Archive for the ‘Artist’ Category

Service of Lag Time for Recognition: Are Geniuses Discovered More Quickly Today?

Monday, September 16th, 2019

Photo: goodreads.com

Fortunate is the artist, writer, scientist, poet or inventor who is recognized and reaps the benefits in his/her lifetime. There are so many who died on the equivalent of Skid Row only to be discovered once they were long gone. Just these few names that fit this tragic situation–Oscar Wilde, Johann Sebastian Bach, John Keats, Johannes Vermeer, Gregor Johann Mendel, Edgar Allan Poe and Vincent Van Gogh–make the point.

Swiss-born photographer died recently at 94 and enjoyed a different experience. While his early and some say best work was widely criticized when first seen, it garnered the praise it deserved long before his demise.

J S Bach Photo: classicfm.com

In her Wall Street Journal article “Robert Frank, 1924-2019: He Saw America Without Illusions,” Mary Panzer wrote: “Published first in France in 1958 and the following year in New York, ‘The Americans’ was deemed mean and depressing by critics in the U.S. Popular Photography’s editors called it ‘a wart-covered picture of America by a joyless man.’ Reigning photography critic Minor White found it ‘Utterly misleading! A degradation of a nation!’ The book sold less than half the print run of 2,500 copies; the rest were remaindered. Within 10 years, the critical tide had turned, and today the book is considered one of the most influential art publications of the 20th century.”

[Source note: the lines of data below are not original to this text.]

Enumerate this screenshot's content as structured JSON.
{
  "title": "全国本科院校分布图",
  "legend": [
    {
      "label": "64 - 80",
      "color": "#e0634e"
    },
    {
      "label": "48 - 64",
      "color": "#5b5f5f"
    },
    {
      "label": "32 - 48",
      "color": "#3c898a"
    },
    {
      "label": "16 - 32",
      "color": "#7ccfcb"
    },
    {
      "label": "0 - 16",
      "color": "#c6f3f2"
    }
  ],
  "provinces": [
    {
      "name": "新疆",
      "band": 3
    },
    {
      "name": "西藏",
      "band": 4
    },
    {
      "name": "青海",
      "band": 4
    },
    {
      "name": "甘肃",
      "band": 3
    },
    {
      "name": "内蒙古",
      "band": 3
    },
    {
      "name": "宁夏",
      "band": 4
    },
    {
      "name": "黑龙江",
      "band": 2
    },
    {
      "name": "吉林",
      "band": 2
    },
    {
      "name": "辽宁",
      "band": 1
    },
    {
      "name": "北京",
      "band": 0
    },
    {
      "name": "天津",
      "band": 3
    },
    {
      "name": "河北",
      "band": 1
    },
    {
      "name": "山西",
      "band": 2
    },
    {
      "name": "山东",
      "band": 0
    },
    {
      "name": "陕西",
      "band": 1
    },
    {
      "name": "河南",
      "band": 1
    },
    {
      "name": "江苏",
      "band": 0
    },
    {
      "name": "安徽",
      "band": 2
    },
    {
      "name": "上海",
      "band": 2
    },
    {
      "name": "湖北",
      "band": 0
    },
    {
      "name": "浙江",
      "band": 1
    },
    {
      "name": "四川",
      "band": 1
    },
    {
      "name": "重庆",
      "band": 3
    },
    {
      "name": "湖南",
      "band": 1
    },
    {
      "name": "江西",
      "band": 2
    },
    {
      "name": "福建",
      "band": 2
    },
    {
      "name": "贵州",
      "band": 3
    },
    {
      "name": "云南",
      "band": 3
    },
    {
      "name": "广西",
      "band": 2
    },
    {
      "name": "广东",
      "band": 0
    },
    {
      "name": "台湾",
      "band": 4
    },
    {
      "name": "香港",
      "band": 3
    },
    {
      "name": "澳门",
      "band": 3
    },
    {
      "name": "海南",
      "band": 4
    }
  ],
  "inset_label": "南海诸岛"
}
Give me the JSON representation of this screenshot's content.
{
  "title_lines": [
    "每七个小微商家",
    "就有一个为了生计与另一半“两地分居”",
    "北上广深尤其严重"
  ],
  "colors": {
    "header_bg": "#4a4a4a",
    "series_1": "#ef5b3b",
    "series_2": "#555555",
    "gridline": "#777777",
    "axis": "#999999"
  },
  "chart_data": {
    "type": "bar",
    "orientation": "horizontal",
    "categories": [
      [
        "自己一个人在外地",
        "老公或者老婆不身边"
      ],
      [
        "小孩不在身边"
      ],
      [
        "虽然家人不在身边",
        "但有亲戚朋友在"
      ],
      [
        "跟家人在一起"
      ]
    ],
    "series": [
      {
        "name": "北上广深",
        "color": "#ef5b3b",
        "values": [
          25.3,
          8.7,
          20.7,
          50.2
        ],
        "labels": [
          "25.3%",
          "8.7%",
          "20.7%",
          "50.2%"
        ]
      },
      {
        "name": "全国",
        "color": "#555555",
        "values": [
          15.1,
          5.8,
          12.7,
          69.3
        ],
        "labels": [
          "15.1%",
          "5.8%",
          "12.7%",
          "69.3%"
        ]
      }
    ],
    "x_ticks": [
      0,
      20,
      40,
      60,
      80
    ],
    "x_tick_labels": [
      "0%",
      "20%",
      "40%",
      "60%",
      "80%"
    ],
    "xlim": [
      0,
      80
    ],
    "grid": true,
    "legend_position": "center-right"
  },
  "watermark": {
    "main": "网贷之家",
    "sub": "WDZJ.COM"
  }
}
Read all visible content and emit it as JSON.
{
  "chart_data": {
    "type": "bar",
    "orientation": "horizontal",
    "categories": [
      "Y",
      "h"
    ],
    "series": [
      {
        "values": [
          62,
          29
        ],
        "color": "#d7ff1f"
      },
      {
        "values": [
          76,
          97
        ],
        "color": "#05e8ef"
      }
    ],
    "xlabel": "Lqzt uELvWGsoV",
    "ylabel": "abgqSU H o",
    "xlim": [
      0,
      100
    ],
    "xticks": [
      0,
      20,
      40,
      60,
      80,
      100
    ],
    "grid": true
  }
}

Panzer reviewed highlights of Frank’s life in her article and concluded: “’The Americans’ remains Robert Frank’s most important legacy, a modest book with 83 photographs that changed the way we see and photograph the world around us.”

Gregor Johann Mendel Photo: biography.com

It only took a decade for “The Americans” to be reevaluated and admired. So it’s hard to argue that a short life is the reason for a lag in appreciation of seminal work.

Might it be that since the middle of last century tastes and mores changed more quickly than before allowing visionaries to see their work accepted? Do drastically improved communications tools help geniuses in arts and science spread the word to a wide spectrum of people allowing more to “get” what they do? Is there an historic or contemporary person you admire who wasn’t discovered during her/his lifetime or someone who isn’t yet and should be?